Der Sonderpädagoge Heinrich Ricking von der Universität Oldenburg sagte, wenn Schulen jedoch fast nur auf Wissensvermittlung und Leistung ausgerichtet seien und benachteiligten Kindern kaum Erfolge ermöglichten, könnten sie auch für die Zeit danach zum «Katalysator des Misserfolgs» werden. Schulen sollten deshalb neue Wege gehen, stärker auf die Bedürfnisse der Kinder eingehen und auch «nicht nur Lehrer einstellen».

Der Wissenschaftler und Schulpsychologe Peter Paulus von der Leuphana-Universität in Lüneburg forderte, dass die Schulen wesentlich umfassender werden müssten: «Schule wird in Zukunft so etwas werden wie ein Jugendzentrum.» Die bisherigen Bildungseinrichtungen für Kinder und Jugendliche müssten zum sozialen Anker der Kommunen werden, ganzjährig öffnen und abends auch Eltern oder Senioren für Veranstaltungen offenstehen.

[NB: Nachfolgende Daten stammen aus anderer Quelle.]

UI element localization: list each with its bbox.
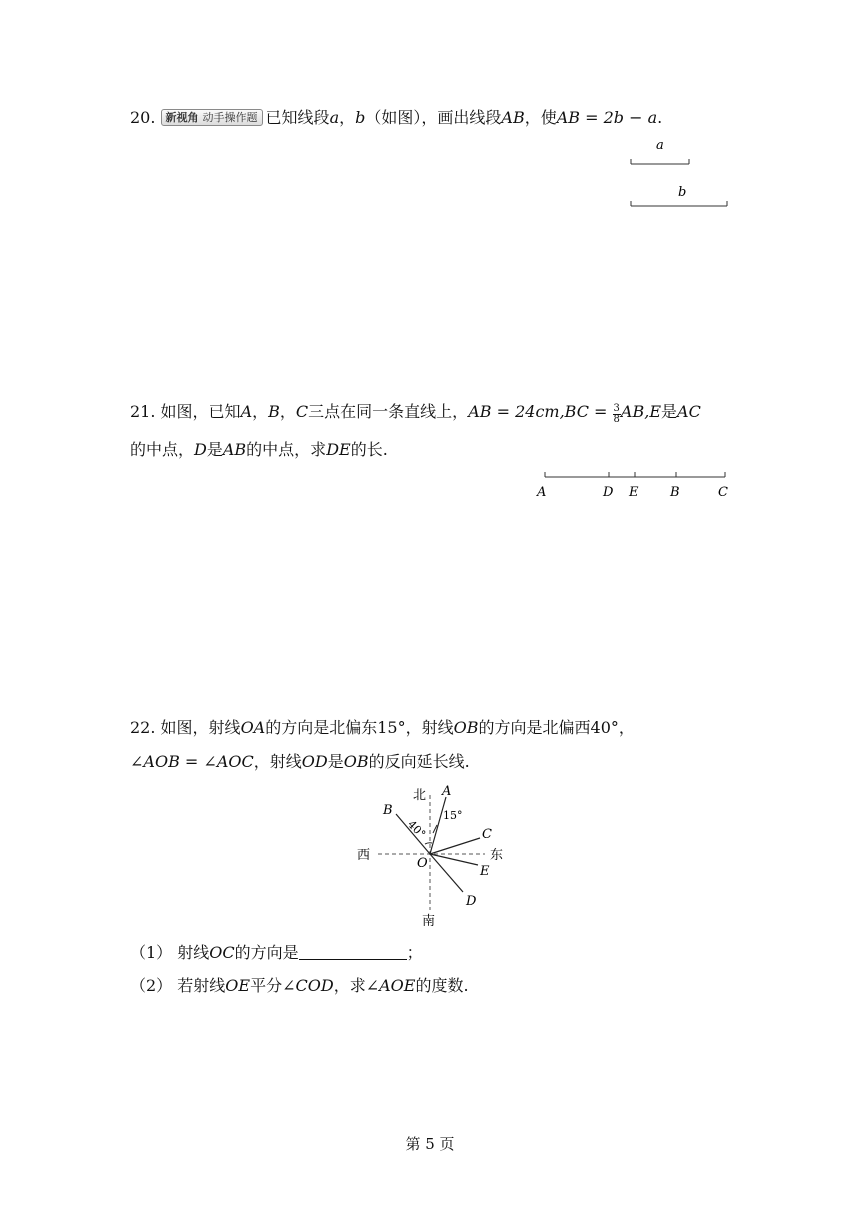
point-b-label: B: [383, 803, 393, 818]
angle-15-label: 15°: [443, 809, 463, 822]
compass-rays-figure: [345, 785, 525, 935]
page-number: 第 5 页: [405, 1135, 455, 1153]
east-label: 东: [490, 848, 504, 863]
west-label: 西: [357, 848, 371, 863]
angle-arc-40: [425, 843, 432, 844]
question-number: 22.: [130, 718, 156, 737]
question-22-line2: ∠AOB = ∠AOC，射线OD是OB的反向延长线.: [130, 752, 470, 771]
point-c-label: C: [482, 827, 492, 842]
segment-b: [631, 201, 727, 206]
question-number: 20.: [130, 108, 156, 127]
question-21-line1: 21. 如图，已知A，B，C三点在同一条直线上，AB = 24cm,BC = $\frac{3}{8}$ AB,E是AC: [130, 402, 701, 425]
number-line-figure: [535, 468, 745, 508]
ray-oe: [430, 854, 478, 865]
point-b-label: B: [670, 485, 680, 500]
question-22-part-2: （2） 若射线OE平分∠COD，求∠AOE的度数.: [130, 976, 469, 995]
ray-oc: [430, 838, 480, 854]
segments-figure: [620, 135, 740, 215]
question-21-line2: 的中点，D是AB的中点，求DE的长.: [130, 440, 388, 459]
point-d-label: D: [603, 485, 614, 500]
point-e-label: E: [480, 864, 490, 879]
question-22-line1: 22. 如图，射线OA的方向是北偏东15°，射线OB的方向是北偏西40°，: [130, 718, 635, 737]
point-a-label: A: [537, 485, 547, 500]
question-20: 20. 新视角 动手操作题 已知线段a，b（如图），画出线段AB，使AB = 2b − a.: [130, 108, 663, 127]
angle-40-label: 40°: [405, 817, 429, 841]
ray-oa: [430, 797, 446, 854]
fraction-3-8: $\frac{3}{8}$: [613, 403, 620, 425]
south-label: 南: [422, 914, 436, 929]
north-label: 北: [413, 788, 427, 803]
ray-od: [430, 854, 463, 892]
segment-a: [631, 159, 689, 164]
answer-blank[interactable]: [299, 945, 407, 960]
question-tag: 新视角 动手操作题: [161, 109, 263, 126]
segment-a-label: a: [656, 138, 664, 153]
point-o-label: O: [417, 856, 428, 871]
point-c-label: C: [718, 485, 728, 500]
point-e-label: E: [629, 485, 639, 500]
question-number: 21.: [130, 402, 156, 421]
point-d-label: D: [466, 894, 477, 909]
segment-b-label: b: [678, 185, 687, 200]
point-a-label: A: [442, 784, 452, 799]
question-22-part-1: （1） 射线OC的方向是 ；: [130, 943, 423, 962]
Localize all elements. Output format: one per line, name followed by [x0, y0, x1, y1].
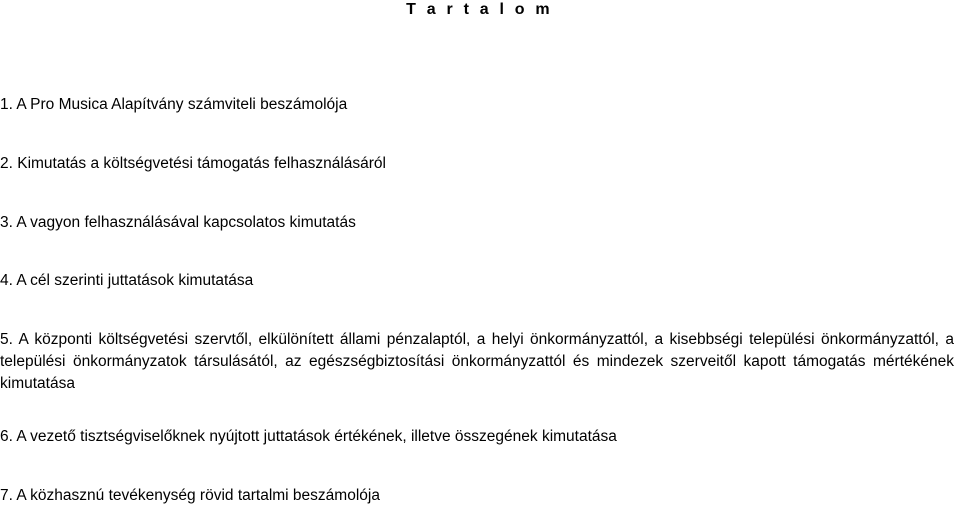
- toc-item-4: 4. A cél szerinti juttatások kimutatása: [0, 272, 254, 289]
- toc-item-3: 3. A vagyon felhasználásával kapcsolatos kimutatás: [0, 214, 356, 231]
- toc-item-2: 2. Kimutatás a költségvetési támogatás felhasználásáról: [0, 155, 386, 172]
- toc-item-1: 1. A Pro Musica Alapítvány számviteli beszámolója: [0, 96, 348, 113]
- toc-item-6: 6. A vezető tisztségviselőknek nyújtott juttatások értékének, illetve összegének kimutatása: [0, 428, 617, 445]
- document-title: T a r t a l o m: [406, 1, 553, 18]
- toc-item-5: 5. A központi költségvetési szervtől, elkülönített állami pénzalaptól, a helyi önkormányzattól, a kisebbségi települési önkormányzattól, a települési önkormányzatok társulásától, az egészségbiztosítási önkormányzattól és mindezek szerveitől kapott támogatás mértékének kimutatása: [0, 331, 954, 392]
- toc-item-7: 7. A közhasznú tevékenység rövid tartalmi beszámolója: [0, 487, 380, 504]
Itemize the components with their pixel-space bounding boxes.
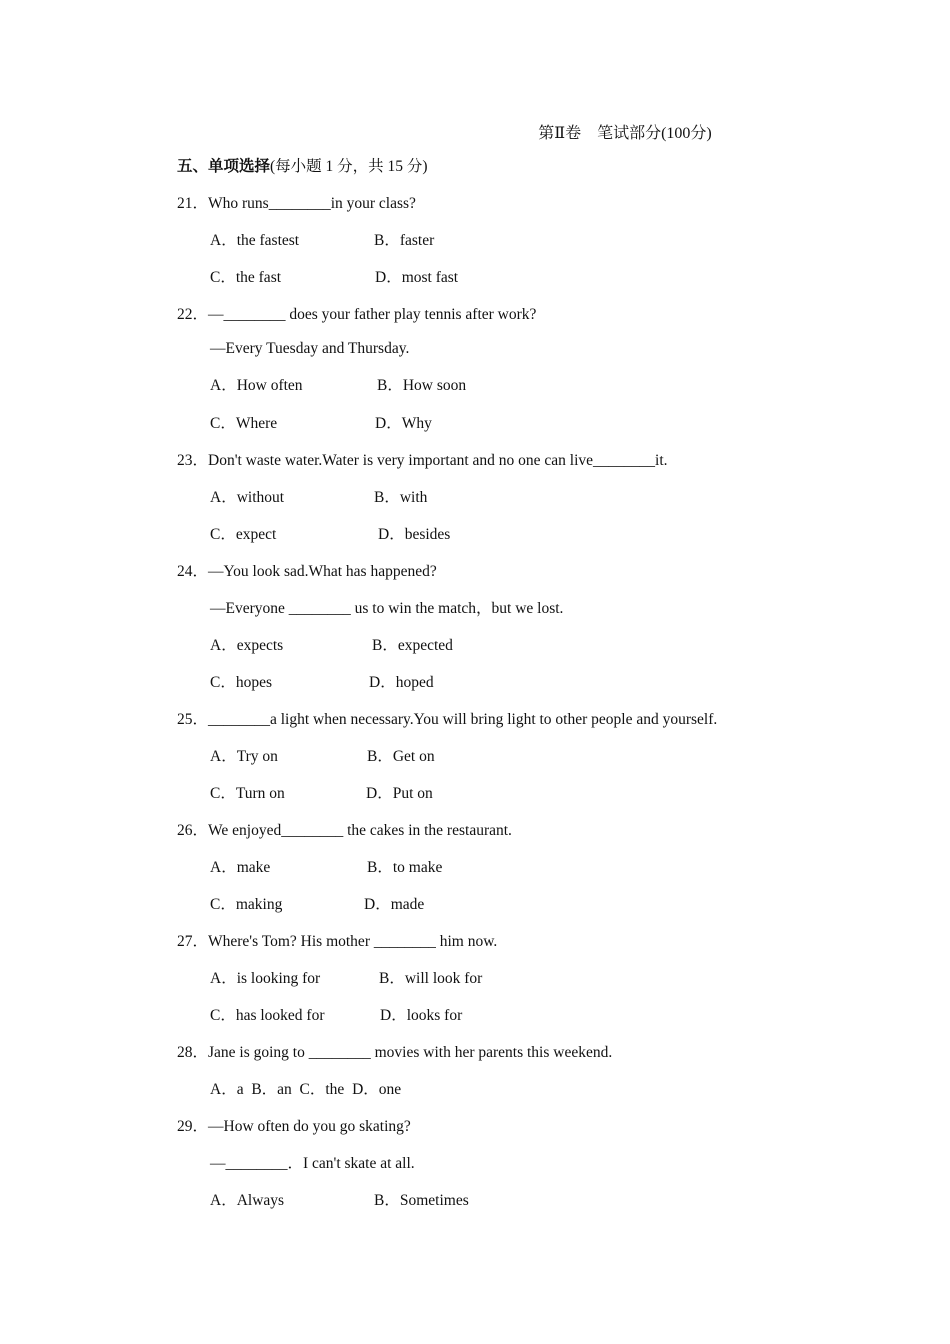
question-stem: 28．Jane is going to ________ movies with her parents this weekend. bbox=[177, 1044, 613, 1061]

Mit einem neuen, ganzheitlichen Bildungsmodell, das die Interessen und Fähigkeiten der Kinder in den Mittelpunkt stellt, seien nicht nur höhere Kosten, sondern auch Einsparungen an anderer Stelle zu erwarten, hieß es. Denn die Folgekosten einer unzureichenden Bildungs- und Sozialpolitik sänken dann, betonte Paulus. Damit könne sich der Staat am Ende «das eine oder andere Jugendgefängnis sparen».